High street banks that have taken billions of pounds from the taxpayer are charging the highest mortgage rates on the market as the total number of deals available sinks to the lowest on record.
Lloyds Banking Group, which has taken £11.5 billion from the UK Government, requires customers to pay an eye-watering interest rate of 7.89 per cent for a five-year fixed-rate mortgage. The deal is available to borrowers with only a 10 per cent deposit, with a fee of £99.
Buyers who turn to Royal Bank of Scotland, which was rescued and part-nationalised at a cost of £27 billion in taxpayer cash, are charged 7.25 per cent for a similar deal.
Mortgages offered by the two banks are considerably more expensive than those from banks and building societies that have never been forced to go cap in hand to the taxpayer.
Abbey, which is part of the Santander group, charges 7.09 per cent for a five-year fix at 90 per cent loan-to-value. It has a higher fee but is still more than £3,000 cheaper than the deal from Lloyds.
Britannia Building Society, which is merging with Co-operative bank, imposes the same 7.09 per cent interest rate on a 10-year fix.
Mortgage experts say that the high rates were evidence that lenders have no appetite to lend and called into question the success of the Government’s plan to revive the ailing market for home loans.
It came as figures were released showing the number of mortgages available to new borrowers has crashed to an all-time low. Moneysupermarket.com, the comparison site, said that just 2,282 deals were listed yesterday, compared to 27,962 two years ago at the height of the housing boom.
Ray Boulger, of John Charcol, the mortgage broker, said: "When the Government pumped billions of pounds into these part-nationalised lenders last year they agreed to boost mortgage lending, but that is not happening.

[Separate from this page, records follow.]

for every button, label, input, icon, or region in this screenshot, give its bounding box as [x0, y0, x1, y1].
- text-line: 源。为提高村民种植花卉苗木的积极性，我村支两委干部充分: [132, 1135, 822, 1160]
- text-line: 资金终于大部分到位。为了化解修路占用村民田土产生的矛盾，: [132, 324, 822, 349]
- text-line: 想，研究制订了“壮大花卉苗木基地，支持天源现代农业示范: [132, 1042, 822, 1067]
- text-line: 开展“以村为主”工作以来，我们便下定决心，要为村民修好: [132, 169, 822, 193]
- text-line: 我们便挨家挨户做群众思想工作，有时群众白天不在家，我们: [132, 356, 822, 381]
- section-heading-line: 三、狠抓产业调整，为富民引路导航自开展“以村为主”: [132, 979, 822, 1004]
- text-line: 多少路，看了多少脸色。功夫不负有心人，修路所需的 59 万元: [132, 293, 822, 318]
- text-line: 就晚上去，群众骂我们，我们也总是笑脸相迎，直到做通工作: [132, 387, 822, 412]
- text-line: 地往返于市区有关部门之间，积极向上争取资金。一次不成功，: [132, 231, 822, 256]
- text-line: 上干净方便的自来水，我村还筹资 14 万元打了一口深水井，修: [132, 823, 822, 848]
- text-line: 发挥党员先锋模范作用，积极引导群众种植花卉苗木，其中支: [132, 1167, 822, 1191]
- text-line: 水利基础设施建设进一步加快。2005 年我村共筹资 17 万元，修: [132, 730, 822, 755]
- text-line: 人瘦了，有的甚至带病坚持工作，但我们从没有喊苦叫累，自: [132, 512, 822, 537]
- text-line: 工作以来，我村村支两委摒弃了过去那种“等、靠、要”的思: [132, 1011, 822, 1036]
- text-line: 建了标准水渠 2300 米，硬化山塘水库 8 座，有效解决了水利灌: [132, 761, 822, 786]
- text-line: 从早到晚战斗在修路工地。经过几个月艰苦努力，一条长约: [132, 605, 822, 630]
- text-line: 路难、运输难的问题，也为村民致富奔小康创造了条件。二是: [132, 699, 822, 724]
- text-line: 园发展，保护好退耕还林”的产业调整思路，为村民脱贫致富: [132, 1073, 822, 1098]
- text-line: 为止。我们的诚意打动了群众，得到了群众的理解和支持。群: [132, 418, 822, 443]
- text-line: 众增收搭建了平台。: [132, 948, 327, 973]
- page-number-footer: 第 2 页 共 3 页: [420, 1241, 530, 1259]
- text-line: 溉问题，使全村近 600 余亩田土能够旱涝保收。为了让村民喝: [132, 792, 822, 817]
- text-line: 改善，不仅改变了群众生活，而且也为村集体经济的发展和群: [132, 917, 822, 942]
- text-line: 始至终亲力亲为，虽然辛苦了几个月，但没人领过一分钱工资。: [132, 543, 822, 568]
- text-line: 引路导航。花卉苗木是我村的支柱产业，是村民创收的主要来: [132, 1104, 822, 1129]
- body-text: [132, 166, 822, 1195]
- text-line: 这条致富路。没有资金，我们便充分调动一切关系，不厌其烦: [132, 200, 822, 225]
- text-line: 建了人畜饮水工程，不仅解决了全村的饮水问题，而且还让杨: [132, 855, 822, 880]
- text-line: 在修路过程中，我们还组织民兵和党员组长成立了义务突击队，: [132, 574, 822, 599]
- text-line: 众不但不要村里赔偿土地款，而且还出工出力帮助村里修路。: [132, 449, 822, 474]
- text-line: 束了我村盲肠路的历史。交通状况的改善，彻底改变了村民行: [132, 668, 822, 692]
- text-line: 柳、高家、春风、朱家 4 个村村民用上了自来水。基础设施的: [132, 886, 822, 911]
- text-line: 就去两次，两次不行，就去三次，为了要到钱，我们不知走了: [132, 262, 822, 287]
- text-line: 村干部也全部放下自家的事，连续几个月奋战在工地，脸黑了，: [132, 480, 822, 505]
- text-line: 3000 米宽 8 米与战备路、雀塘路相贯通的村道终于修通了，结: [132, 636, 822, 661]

“Most lenders are struggling to find the funding to offer more competitive mortgages, either from deposits or from the wholesale markets."
Interest rates of fixed-rated mortgages – the most popular deals -continue to climb despite the fact that the Bank of England base rate remains unchanged at 0.5 per cent.
The cost of the average two-year fix has jumped from 4.66 per cent to 5.08 per cent in the last month, according to Moneyfacts.co.uk, the financial website. Two-year swap-rates, the moneymarkets that lenders use to fund to new fixes, have fallen by a third of a point over the same period.
The margin that lenders make on two-year fixes is more than three-times higher than a year ago.
Similarly, the average five-year fixed-rate is now 6.08 per cent, up by over half a percentage point since June, but wholesale funding costs have fallen from 3.76 per cent to 3.58 per cent.
Darren Cook, of Moneyfacts.co.uk, said: "Two weeks ago, lenders were quick to increase rates in response to higher wholesale prices but with these now falling back I am not sure how many lender’s will pass this saving on to their new customers."
A spokesman for Lloyds Banking Group said: "We offer a wide range of competitive mortgage deals and continue to launch innovative products, such as Lend a Hand, which helps first time buyers take a step on the ladder."
Royal Bank of Scotland said that it is currently offering first-time buyers a five-year fixed-rate deal at 5.99 per cent up to 90 per cent loan-to-value.